There are several reasons why someone might need Pediatric Echocardiography Assessment, Protocols, and Interpretation. Firstly, pediatric echocardiography is a non-invasive imaging technique that uses ultrasound to assess the structure and function of the heart in children. It is an essential tool for diagnosing and monitoring various heart conditions in pediatric patients. Pediatric echocardiography can help identify congenital heart defects, such as atrial septal defects, ventricular septal defects, and patent ductus arteriosus. It can also evaluate the function of the heart valves, detect abnormalities in the heart muscle, and assess blood flow through the heart and major blood vessels. Furthermore, pediatric echocardiography is crucial for monitoring the progress of heart conditions and evaluating the effectiveness of treatments. It can help determine if a child's heart condition is improving or worsening and guide decisions regarding further interventions or surgeries. Having a thorough understanding of the assessment, protocols, and interpretation of pediatric echocardiography is essential for healthcare professionals involved in the care of children with heart conditions. It allows them to accurately interpret echocardiographic images, make informed clinical decisions, and provide appropriate treatment and management plans. Overall, Pediatric Echocardiography Assessment, Protocols, and Interpretation are necessary for healthcare professionals to effectively diagnose, monitor, and manage heart conditions in pediatric patients, ensuring the best possible outcomes for these children.

Someone should not get a Pediatric Echocardiography Assessment, Protocols, and Interpretation if they do not have any cardiac issues or symptoms, as it is a specialized procedure used to assess and diagnose heart conditions in children. Additionally, if the individual is not comfortable with undergoing a medical procedure or has a fear of medical equipment, they may choose not to get this procedure.

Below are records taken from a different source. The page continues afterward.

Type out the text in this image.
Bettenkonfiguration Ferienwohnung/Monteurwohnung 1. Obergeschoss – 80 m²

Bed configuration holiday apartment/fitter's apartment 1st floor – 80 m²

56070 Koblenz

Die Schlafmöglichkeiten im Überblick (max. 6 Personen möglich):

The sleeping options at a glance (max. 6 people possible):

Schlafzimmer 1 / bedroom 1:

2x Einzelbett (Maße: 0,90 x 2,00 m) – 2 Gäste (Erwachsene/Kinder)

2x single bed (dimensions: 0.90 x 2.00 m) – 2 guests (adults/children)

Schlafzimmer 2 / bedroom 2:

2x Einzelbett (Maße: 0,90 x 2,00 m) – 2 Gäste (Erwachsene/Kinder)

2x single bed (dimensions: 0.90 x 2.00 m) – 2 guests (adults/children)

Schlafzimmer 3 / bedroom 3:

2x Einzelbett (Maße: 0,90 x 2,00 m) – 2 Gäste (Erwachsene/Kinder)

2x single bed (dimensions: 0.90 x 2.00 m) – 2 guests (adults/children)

There is no mention of a recovery time for Pediatric Echocardiography Assessment, Protocols, and Interpretation in the provided text.

To prepare for a Pediatric Echocardiography Assessment, Protocols, and Interpretation, the patient should follow specific guidelines. This includes fasting for 6 to 8 hours before the test, especially for younger children who may require sedation. The patient should also expose the left side of their chest, lie down on a table or bed with the head slightly raised, and have a parent or caregiver present for support during the procedure.

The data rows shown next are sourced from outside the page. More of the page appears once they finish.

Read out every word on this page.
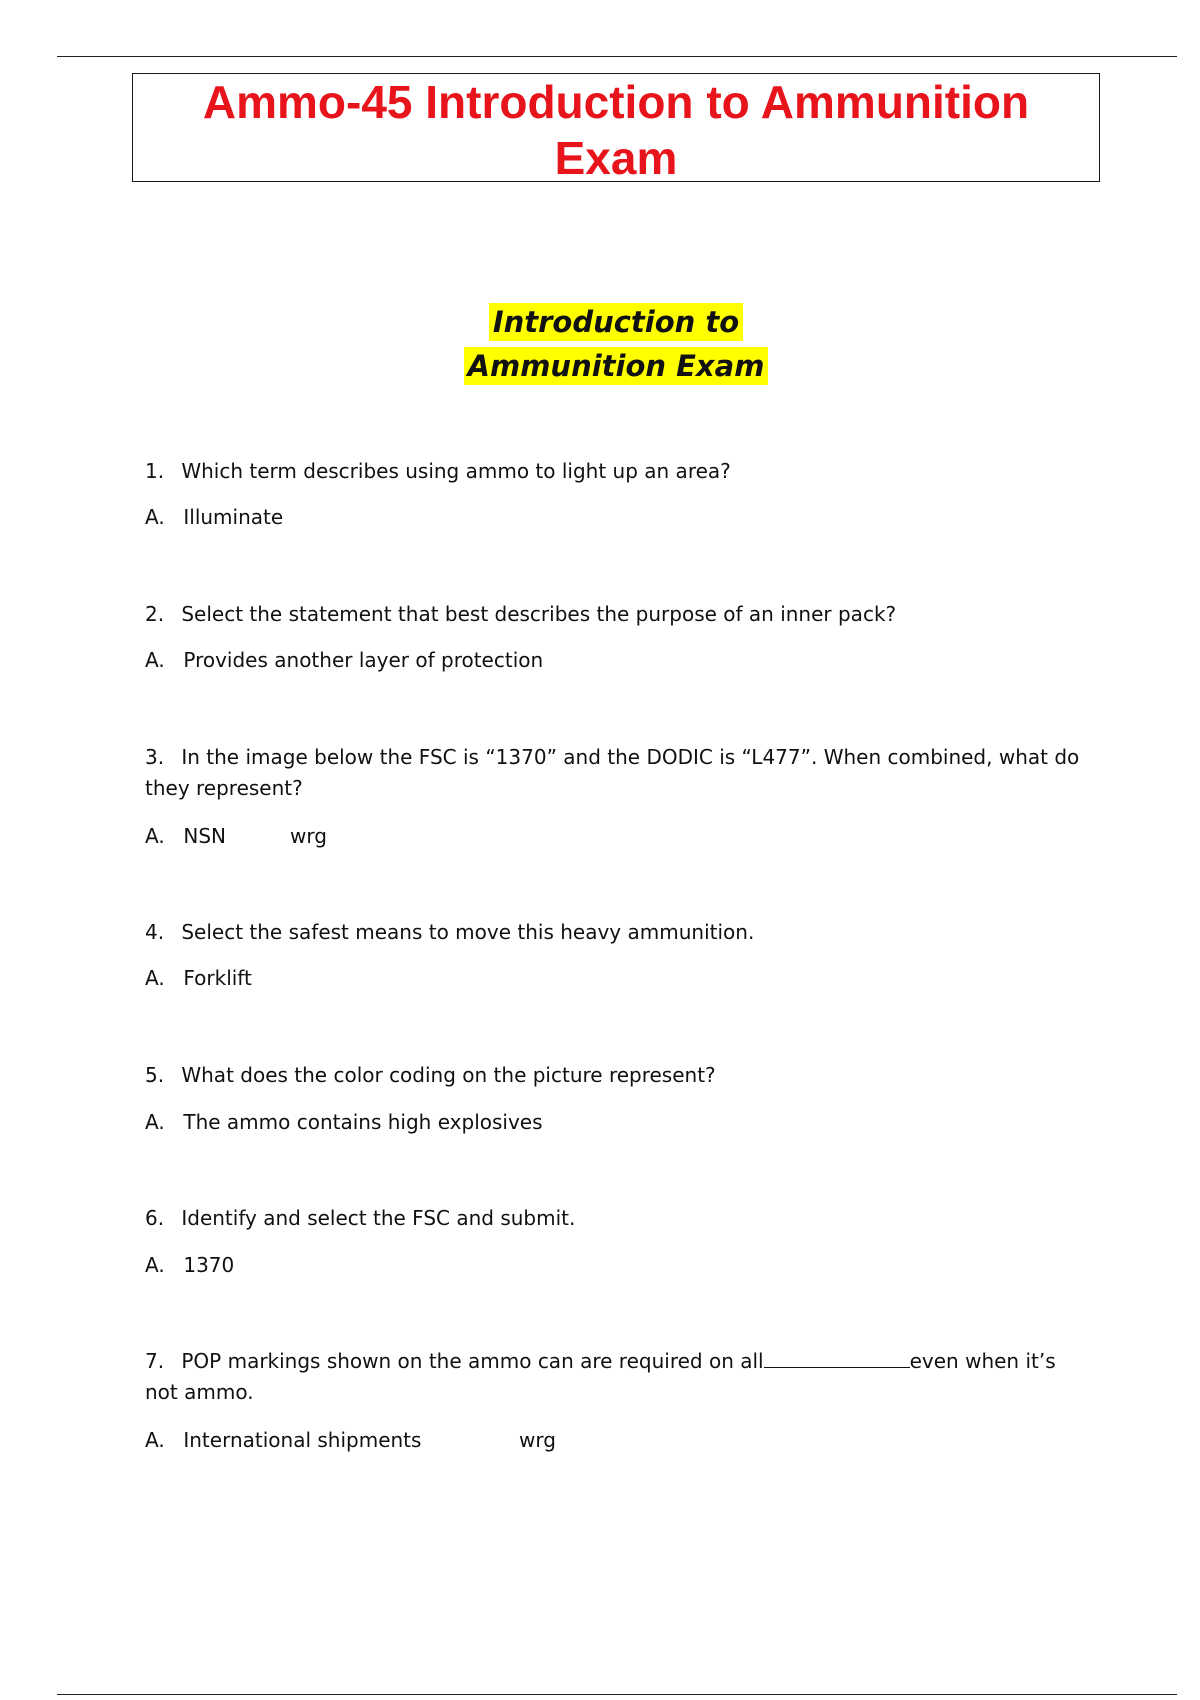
Ammo-45 Introduction to Ammunition
Exam
Introduction to
Ammunition Exam
1. Which term describes using ammo to light up an area?
A. Illuminate
2. Select the statement that best describes the purpose of an inner pack?
A. Provides another layer of protection
3. In the image below the FSC is “1370” and the DODIC is “L477”. When combined, what do they represent?
A. NSN	wrg
4. Select the safest means to move this heavy ammunition.
A. Forklift
5. What does the color coding on the picture represent?
A. The ammo contains high explosives
6. Identify and select the FSC and submit.
A. 1370
7. POP markings shown on the ammo can are required on all	even when it’s not ammo.
A. International shipments	wrg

The text does not provide information about the complications of Pediatric Echocardiography Assessment, Protocols, and Interpretation.

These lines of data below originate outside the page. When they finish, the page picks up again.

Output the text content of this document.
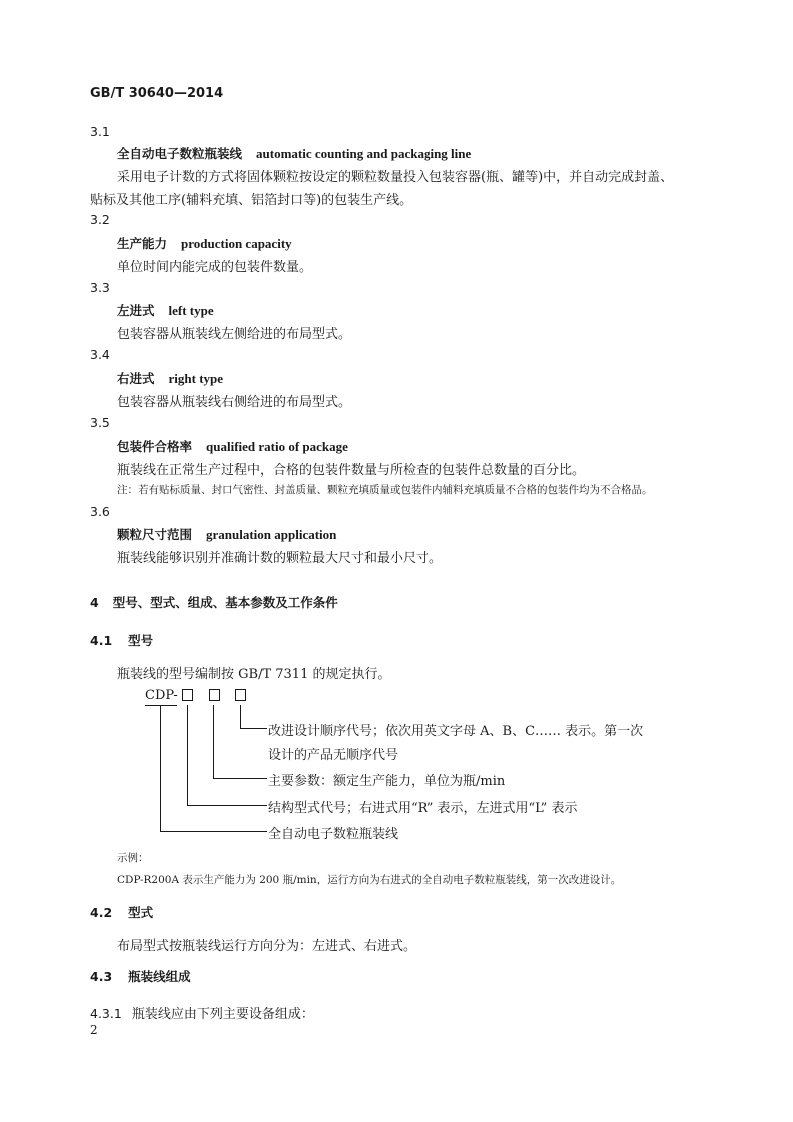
GB/T 30640—2014
3.1
全自动电子数粒瓶装线 automatic counting and packaging line
采用电子计数的方式将固体颗粒按设定的颗粒数量投入包装容器(瓶、罐等)中，并自动完成封盖、
贴标及其他工序(辅料充填、铝箔封口等)的包装生产线。
3.2
生产能力 production capacity
单位时间内能完成的包装件数量。
3.3
左进式 left type
包装容器从瓶装线左侧给进的布局型式。
3.4
右进式 right type
包装容器从瓶装线右侧给进的布局型式。
3.5
包装件合格率 qualified ratio of package
瓶装线在正常生产过程中，合格的包装件数量与所检查的包装件总数量的百分比。
注：若有贴标质量、封口气密性、封盖质量、颗粒充填质量或包装件内辅料充填质量不合格的包装件均为不合格品。
3.6
颗粒尺寸范围 granulation application
瓶装线能够识别并准确计数的颗粒最大尺寸和最小尺寸。
4 型号、型式、组成、基本参数及工作条件
4.1 型号
瓶装线的型号编制按 GB/T 7311 的规定执行。
CDP-
改进设计顺序代号；依次用英文字母 A、B、C…… 表示。第一次
设计的产品无顺序代号
主要参数：额定生产能力，单位为瓶/min
结构型式代号；右进式用“R” 表示，左进式用“L” 表示
全自动电子数粒瓶装线
示例：
CDP-R200A 表示生产能力为 200 瓶/min，运行方向为右进式的全自动电子数粒瓶装线，第一次改进设计。
4.2 型式
布局型式按瓶装线运行方向分为：左进式、右进式。
4.3 瓶装线组成
4.3.1 瓶装线应由下列主要设备组成：
2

Symptoms that require Pediatric Echocardiography Assessment, Protocols, and Interpretation include irregular heartbeat with a family history of heart muscle disease or early sudden death, unusually fast heartbeat with certain types of fast heart rhythms on an ECG, fainting during or after physical effort with abnormal ECG or family history of heart disease, chest pain during exercise with abnormal ECG or family history of heart disease, heart murmur with a history of heart disease or abnormal murmur sound, bluish skin or signs of a heart infection, symptoms of heart failure, and signs of disorders that can affect the heart. Additionally, certain congenital heart diseases such as single ventricle heart disease, Tetralogy of Fallot, and pulmonary atresia with intact ventricular septum may also require a heart scan.

Based on the provided text, there is no mention of Pediatric Echocardiography Assessment, Protocols, and Interpretation being performed during pregnancy. The text focuses on the use of echocardiography in children and infants, and there is no information regarding its safety or use during pregnancy. Therefore, it is not possible to determine if Pediatric Echocardiography Assessment, Protocols, and Interpretation is safe in pregnancy based on the given information.